Le CIO n’a pas répondu favorablement à cette demande, si bien que CKC a adopté une autre démarche pour permettre la qualification de sa canoéiste vedette.

Le 9 juin, Bissonnette avait pourtant reçu un courriel du directeur général de CKC, Casey Wade, la félicitant pour sa nomination, qu’elle croyait acquise depuis le mois précédent. « Au nom de Canoë Kayak Canada, nous sommes heureux de te nommer dans l’équipe olympique pour Tokyo 2020 », était-il écrit.

Le courriel, en anglais, était accompagné d’une pièce jointe censée donner « plus de détails et de clarté sur la nomination ». En somme, il fallait lire les petits caractères.

« Évaluation de performance »

Avec la canoéiste Vincent-Lapointe et la kayakiste Courtney Scott, Bissonnette était plutôt invitée à participer à une « évaluation de performance » au bassin olympique de l’île Notre-Dame dans la semaine du 21 juin. L’objectif était de déterminer laquelle de ces athlètes obtiendrait le cinquième quota olympique du Canada en… kayak féminin.

Sur la base de deux performances en deux jours, celle qui enregistrerait le chrono le plus près d’un « temps de médaille d’or » obtiendrait une place dans l’équipe olympique. La deuxième devrait attendre le résultat de la demande de quota déposée au nom de Vincent-Lapointe.

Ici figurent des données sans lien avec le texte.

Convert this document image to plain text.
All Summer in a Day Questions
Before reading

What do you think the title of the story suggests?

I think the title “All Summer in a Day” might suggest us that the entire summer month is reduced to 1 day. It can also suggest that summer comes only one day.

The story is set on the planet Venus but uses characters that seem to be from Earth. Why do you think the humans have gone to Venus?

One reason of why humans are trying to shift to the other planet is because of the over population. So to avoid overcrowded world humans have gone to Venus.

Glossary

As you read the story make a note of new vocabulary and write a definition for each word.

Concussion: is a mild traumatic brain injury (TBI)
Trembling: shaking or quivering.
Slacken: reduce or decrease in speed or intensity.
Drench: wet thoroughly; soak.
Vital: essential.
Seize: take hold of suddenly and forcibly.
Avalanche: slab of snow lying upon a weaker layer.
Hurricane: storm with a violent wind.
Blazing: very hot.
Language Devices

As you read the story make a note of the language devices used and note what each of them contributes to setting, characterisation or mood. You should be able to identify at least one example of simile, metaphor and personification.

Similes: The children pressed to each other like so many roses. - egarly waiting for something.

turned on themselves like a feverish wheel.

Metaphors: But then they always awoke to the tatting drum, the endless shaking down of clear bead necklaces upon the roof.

Sur le coup, j’étais comme sous le choc. Il aurait fallu que je réagisse. Je ne savais plus quoi faire et j’ai mal géré la situation.

Lissa Bissonnette

L’été précédent, les kayakistes avaient déposé un appel devant le Centre de règlement des différends sportifs du Canada. On contestait l’ajout d’une clause dans le processus de sélection olympique. Ainsi, en raison de « circonstances exceptionnelles », CKC se donnait le droit de transférer un quota de kayak féminin au canoë féminin. La cause n’a pas été entendue puisque la fédération a finalement accepté de retirer cette clause à l’automne. En échange, les kayakistes laissaient tomber leur appel.

Après avoir reçu la lettre de CKC, en juin, Bissonnette a consulté des avocats pour la défendre en appel, mais elle a jugé les coûts prohibitifs (autour de 20 000 $). Elle a compris que si elle refusait le processus de CKC, elle perdrait tout simplement sa place pour Tokyo.

Elle a donc participé aux courses à l’île Notre-Dame. Vincent-Lapointe a eu le dessus avec son temps en C-1 200 m. Bissonnette a été deuxième en K-1 200 m, tandis que Scott a pris le troisième rang en K-1 500 m.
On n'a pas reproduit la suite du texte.